Ron swore but did not follow. Harry would find her and say sorry and ensure that she got back to Hogwarts safely. If they didn’t meet with Ron’s family the following day, he wouldn’t see her again for Merlin only knew how long. He sank heavily into a chair. “I hate this,” he muttered bitterly.
“I know,” Hermione said softly, “I hate it too.”
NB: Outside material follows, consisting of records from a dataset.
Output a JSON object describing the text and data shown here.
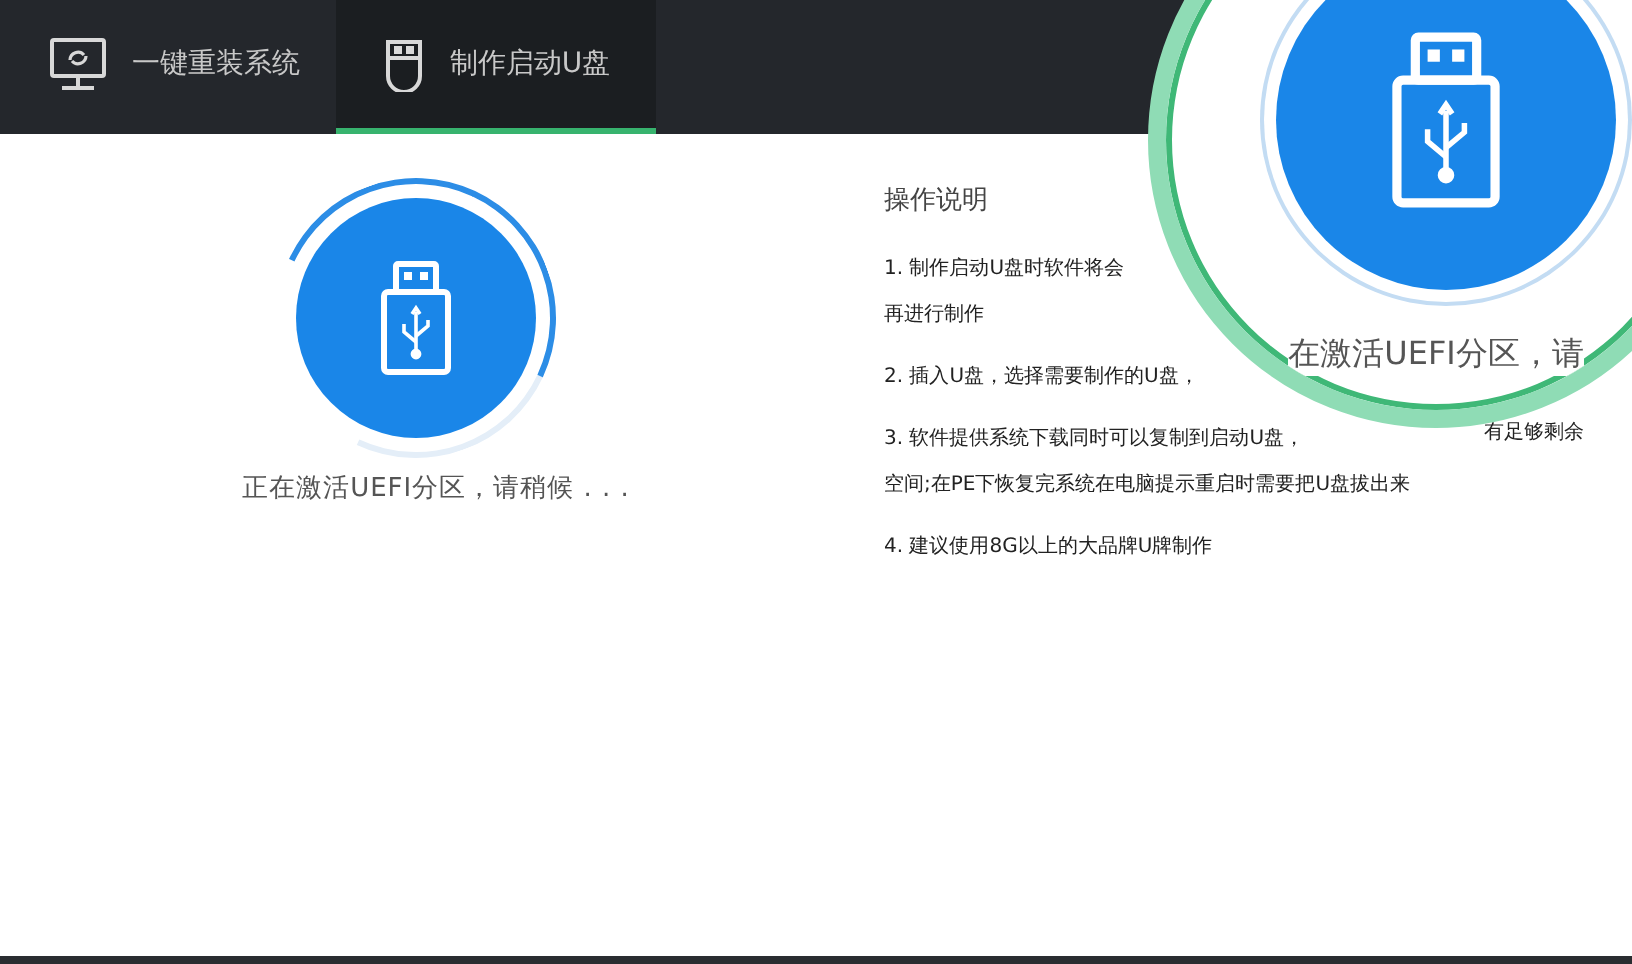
{
  "tabs": [
    {
      "kind": "system",
      "label": "一键重装系统",
      "selected": false
    },
    {
      "kind": "usb",
      "label": "制作启动U盘",
      "selected": true
    }
  ],
  "progress": {
    "status": "正在激活UEFI分区，请稍候 . . ."
  },
  "instructions": {
    "title": "操作说明",
    "items": [
      {
        "lines": [
          "1.  制作启动U盘时软件将会",
          "再进行制作"
        ]
      },
      {
        "lines": [
          "2.  插入U盘，选择需要制作的U盘，"
        ]
      },
      {
        "lines": [
          "3.   软件提供系统下载同时可以复制到启动U盘，",
          "有足够剩余",
          "空间;在PE下恢复完系统在电脑提示重启时需要把U盘拔出来"
        ]
      },
      {
        "lines": [
          "4.  建议使用8G以上的大品牌U牌制作"
        ]
      }
    ]
  },
  "magnifier": {
    "status": "在激活UEFI分区，请"
  }
}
“Sometimes…” He looked at her and his blue eyes seemed glassy. “I’m so bloody weak,” he said, sounding defeated for a moment. “Sometimes I want to do what he says. Sometimes I just want to leave him and go back to school and let all this crap happen around me… and hope that we win.”
“Sometimes standing on the sidelines is harder,” Hermione told him. “Waiting for something to happen can make you feel helpless.”
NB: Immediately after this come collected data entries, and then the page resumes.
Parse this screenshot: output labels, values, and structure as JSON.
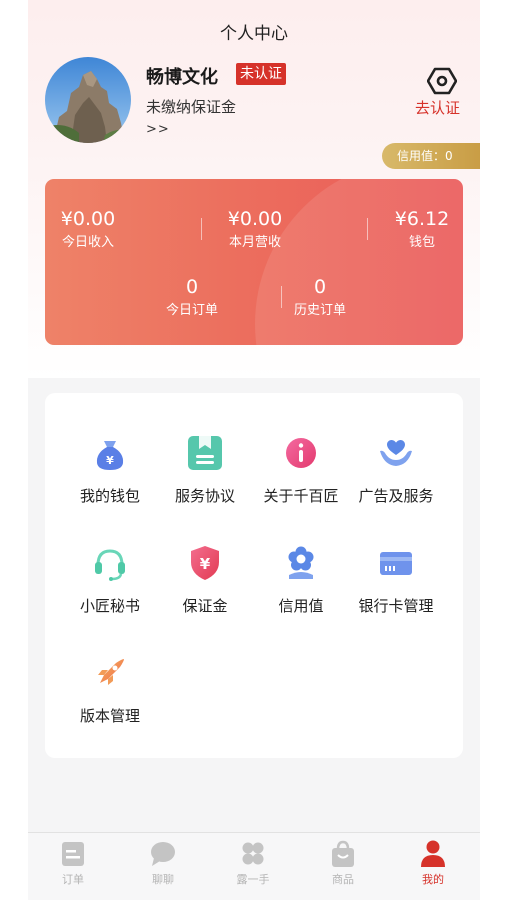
{
  "page_title": "个人中心",
  "user": {
    "name": "畅博文化",
    "cert_status": "未认证",
    "deposit_status": "未缴纳保证金",
    "more": ">>"
  },
  "verify": {
    "label": "去认证",
    "icon": "hexagon-eye-icon"
  },
  "credit_tag": "信用值：0",
  "stats": {
    "today_income": {
      "value": "¥0.00",
      "label": "今日收入"
    },
    "month_revenue": {
      "value": "¥0.00",
      "label": "本月营收"
    },
    "wallet": {
      "value": "¥6.12",
      "label": "钱包"
    },
    "today_orders": {
      "value": "0",
      "label": "今日订单"
    },
    "history_orders": {
      "value": "0",
      "label": "历史订单"
    }
  },
  "menu": [
    {
      "label": "我的钱包",
      "icon": "money-bag-icon"
    },
    {
      "label": "服务协议",
      "icon": "document-icon"
    },
    {
      "label": "关于千百匠",
      "icon": "info-icon"
    },
    {
      "label": "广告及服务",
      "icon": "heart-hands-icon"
    },
    {
      "label": "小匠秘书",
      "icon": "headset-icon"
    },
    {
      "label": "保证金",
      "icon": "shield-yen-icon"
    },
    {
      "label": "信用值",
      "icon": "flower-badge-icon"
    },
    {
      "label": "银行卡管理",
      "icon": "bank-card-icon"
    },
    {
      "label": "版本管理",
      "icon": "rocket-icon"
    }
  ],
  "tabbar": [
    {
      "label": "订单",
      "icon": "order-icon",
      "active": false
    },
    {
      "label": "聊聊",
      "icon": "chat-icon",
      "active": false
    },
    {
      "label": "露一手",
      "icon": "showcase-icon",
      "active": false
    },
    {
      "label": "商品",
      "icon": "shopping-bag-icon",
      "active": false
    },
    {
      "label": "我的",
      "icon": "profile-icon",
      "active": true
    }
  ],
  "colors": {
    "accent": "#d6322a",
    "card_gradient_start": "#ee8268",
    "card_gradient_end": "#ea5857",
    "credit_gold": "#c99d45"
  }
}
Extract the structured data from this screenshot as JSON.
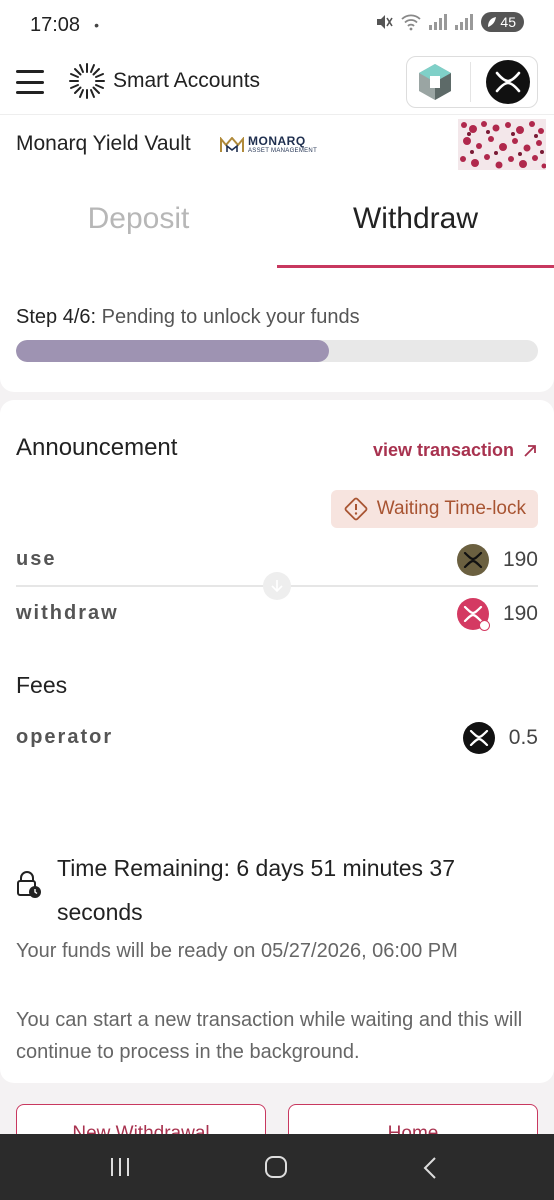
{
  "status_bar": {
    "time": "17:08",
    "dot": "•",
    "battery": "45"
  },
  "header": {
    "brand": "Smart Accounts"
  },
  "vault": {
    "name": "Monarq Yield Vault",
    "logo_text": "MONARQ",
    "logo_sub": "ASSET MANAGEMENT"
  },
  "tabs": {
    "deposit": "Deposit",
    "withdraw": "Withdraw",
    "active": "withdraw"
  },
  "step": {
    "label": "Step 4/6:",
    "description": "Pending to unlock your funds",
    "progress": 0.6
  },
  "announcement": {
    "title": "Announcement",
    "view_tx": "view transaction",
    "badge": "Waiting Time-lock",
    "rows": [
      {
        "label": "use",
        "value": "190",
        "icon": "xrp-coin-icon"
      },
      {
        "label": "withdraw",
        "value": "190",
        "icon": "xrp-vault-token-icon"
      }
    ]
  },
  "fees": {
    "title": "Fees",
    "rows": [
      {
        "label": "operator",
        "value": "0.5",
        "icon": "xrp-icon"
      }
    ]
  },
  "timer": {
    "text": "Time Remaining: 6 days 51 minutes 37 seconds",
    "ready": "Your funds will be ready on 05/27/2026, 06:00 PM",
    "background_note": "You can start a new transaction while waiting and this will continue to process in the background."
  },
  "buttons": {
    "new_withdrawal": "New Withdrawal",
    "home": "Home"
  },
  "colors": {
    "accent": "#c8385f",
    "progress": "#9e93b2",
    "badge_bg": "#f7e4df",
    "badge_text": "#a85432"
  }
}
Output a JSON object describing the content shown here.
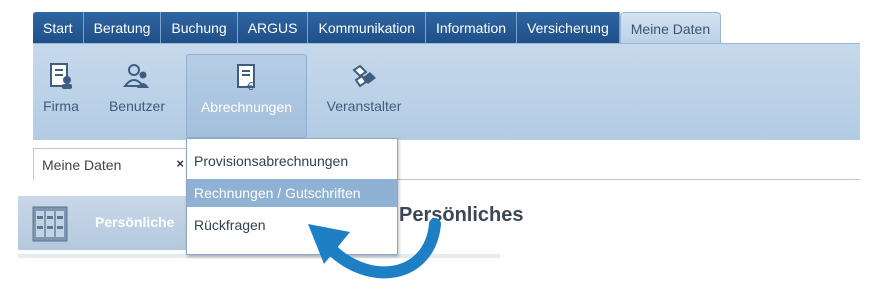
{
  "tabs": [
    {
      "label": "Start"
    },
    {
      "label": "Beratung"
    },
    {
      "label": "Buchung"
    },
    {
      "label": "ARGUS"
    },
    {
      "label": "Kommunikation"
    },
    {
      "label": "Information"
    },
    {
      "label": "Versicherung"
    },
    {
      "label": "Meine Daten",
      "active": true
    }
  ],
  "toolbar": {
    "items": [
      {
        "label": "Firma",
        "icon": "company-icon"
      },
      {
        "label": "Benutzer",
        "icon": "users-icon"
      },
      {
        "label": "Abrechnungen",
        "icon": "invoice-icon",
        "selected": true
      },
      {
        "label": "Veranstalter",
        "icon": "organizer-icon"
      }
    ]
  },
  "dropdown": {
    "items": [
      {
        "label": "Provisionsabrechnungen"
      },
      {
        "label": "Rechnungen / Gutschriften",
        "hover": true
      },
      {
        "label": "Rückfragen"
      }
    ]
  },
  "doc_tab": {
    "label": "Meine Daten",
    "close": "×"
  },
  "panel": {
    "label": "Persönliche"
  },
  "heading": "Persönliches",
  "colors": {
    "tab_blue": "#2a5c97",
    "toolbar_bg": "#bfd4ea",
    "hover_blue": "#8fb2d4",
    "arrow_blue": "#1e7fc4"
  }
}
“I already feel helpless,” Ron replied, and he slowly shook his head in despair.
***************
The pyjamas that Molly Weasley had sent were warm and wonderfully clean, and Hermione relished the feel of them against her skin. It astonished her that something as simple as clean pyjamas would feel like a luxury. Things she had once taken for granted felt so much like monumental acts of kindness that she could have cried. Clean skin, warm pyjamas and fresh sheets on a soft bed.
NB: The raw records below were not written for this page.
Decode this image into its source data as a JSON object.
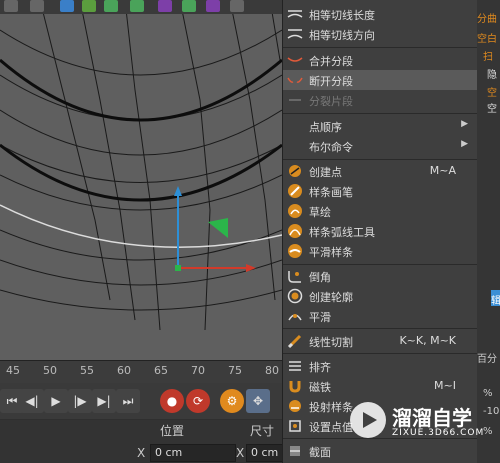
{
  "ruler": {
    "ticks": [
      "45",
      "50",
      "55",
      "60",
      "65",
      "70",
      "75",
      "80"
    ]
  },
  "attributes": {
    "position_label": "位置",
    "size_label": "尺寸",
    "x_label": "X",
    "x_value": "0 cm",
    "size_x_label": "X",
    "size_x_value": "0 cm"
  },
  "menu": {
    "items": [
      {
        "label": "相等切线长度",
        "shortcut": ""
      },
      {
        "label": "相等切线方向",
        "shortcut": ""
      },
      {
        "label": "合并分段",
        "shortcut": ""
      },
      {
        "label": "断开分段",
        "shortcut": ""
      },
      {
        "label": "分裂片段",
        "shortcut": ""
      },
      {
        "label": "点顺序",
        "shortcut": ""
      },
      {
        "label": "布尔命令",
        "shortcut": ""
      },
      {
        "label": "创建点",
        "shortcut": "M~A"
      },
      {
        "label": "样条画笔",
        "shortcut": ""
      },
      {
        "label": "草绘",
        "shortcut": ""
      },
      {
        "label": "样条弧线工具",
        "shortcut": ""
      },
      {
        "label": "平滑样条",
        "shortcut": ""
      },
      {
        "label": "倒角",
        "shortcut": ""
      },
      {
        "label": "创建轮廓",
        "shortcut": ""
      },
      {
        "label": "平滑",
        "shortcut": ""
      },
      {
        "label": "线性切割",
        "shortcut": "K~K, M~K"
      },
      {
        "label": "排齐",
        "shortcut": ""
      },
      {
        "label": "磁铁",
        "shortcut": "M~I"
      },
      {
        "label": "投射样条",
        "shortcut": ""
      },
      {
        "label": "设置点值",
        "shortcut": ""
      },
      {
        "label": "截面",
        "shortcut": ""
      }
    ]
  },
  "right_panel": {
    "texts": [
      "分曲",
      "空白",
      "扫",
      "隐",
      "空",
      "空",
      "辑",
      "百分",
      "%",
      "-10",
      "%"
    ]
  },
  "watermark": {
    "title": "溜溜自学",
    "subtitle": "ZIXUE.3D66.COM"
  },
  "colors": {
    "menu_bg": "#3f3f3f",
    "highlight": "#5a5a5a",
    "accent_orange": "#e08a1e",
    "axis_y": "#2d8fd6",
    "axis_x": "#d23a2a",
    "axis_z": "#2bb54a"
  }
}
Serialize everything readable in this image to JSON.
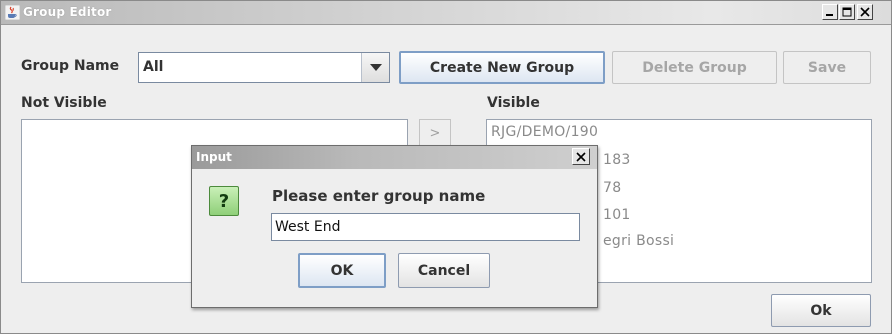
{
  "window": {
    "title": "Group Editor",
    "icon": "java-cup-icon"
  },
  "form": {
    "group_name_label": "Group Name",
    "group_name_value": "All",
    "create_button": "Create New Group",
    "delete_button": "Delete Group",
    "save_button": "Save"
  },
  "not_visible": {
    "label": "Not Visible",
    "items": []
  },
  "move_right_button": ">",
  "visible": {
    "label": "Visible",
    "items": [
      "RJG/DEMO/190",
      "183",
      "78",
      "101",
      "egri Bossi"
    ]
  },
  "ok_button": "Ok",
  "dialog": {
    "title": "Input",
    "icon": "question-icon",
    "icon_glyph": "?",
    "message": "Please enter group name",
    "input_value": "West End",
    "ok": "OK",
    "cancel": "Cancel"
  },
  "colors": {
    "accent_border": "#7e9ec6",
    "question_icon_green": "#8fcf78",
    "disabled_text": "#a6a6a6"
  }
}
Ron had gone to his own room, desperate for sleep. They had kissed for a short time as they had taken to doing when they were alone. Then he had left, surprising her by not asking for sex as she had expected. Perhaps he realised that she would not say yes; or perhaps he just needed to be alone. Harry had been right when he’d said that they had been sleeping in ditches. They had huddled together for warmth and the feel of their bodies and limbs around her had become familiar things.
But it was good to be alone now, and she was sure that Ron felt the same way.
She was in the bathroom brushing her teeth when she heard Harry return with Ginny. She hadn’t expected that. She, like Ron, had thought he would take Ginny back to the school.
“How long has it been since you slept?” she heard Ginny ask, but Harry’s answer became muffled as they went into his room and closed the door.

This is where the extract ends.